Avalanches and extreme value statistics of a moving contact line

Avalanche dynamics is widely observed in various out-of-equilibrium disordered systems, ranging from the seismic activities of tectonic plates to the plastic deformation of crystalline materials and the proceeding of a domain wall in the ferromagnets. Among the systems that exhibit avalanche behaviors, the moving contact line (CL) between a liquid interface and a solid substrate, which is often pinned by the physical roughness and/or chemical inhomogeneity on the solid surface, is an ideal system for the study of the avalanche dynamics.

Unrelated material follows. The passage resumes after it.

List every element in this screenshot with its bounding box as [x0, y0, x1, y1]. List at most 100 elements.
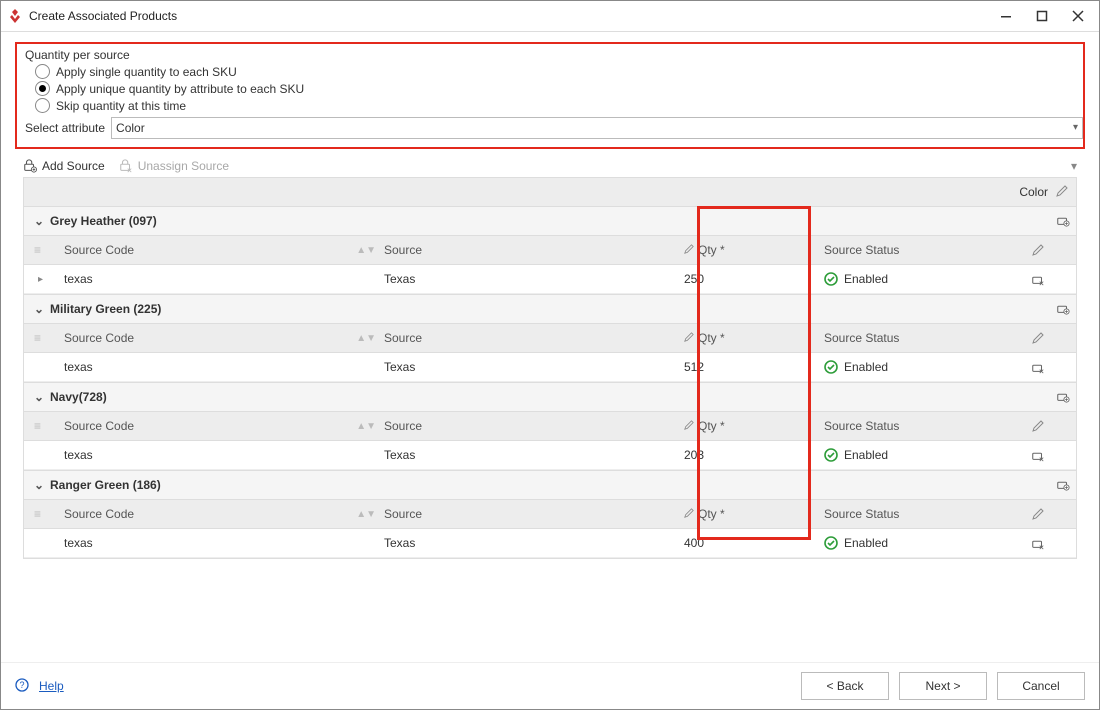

In this talk, we present our recent experimental efforts in developing a mesoscale “long needle” AFM (atomic force microscope) to study the stick-slip dynamics of a moving three-phase contact line [1]. From a large volume of individual avalanche events collected over a wide range of sampling rates and long durations, we established, for the first time, three statistical laws of the avalanche dynamics at the critical state in the forms of the probability density functions (PDFs) of the slip length Dz_slip, the maximal force F_c needed to trigger the avalanches and the local force gradient k' of the pinning force field. This work bridges the gap between the microscopic behavior of individual depinning events and the macroscopic laws of contact angle hysteresis. It thus represents a breakthrough in our understanding of the avalanche dynamics of a moving CL.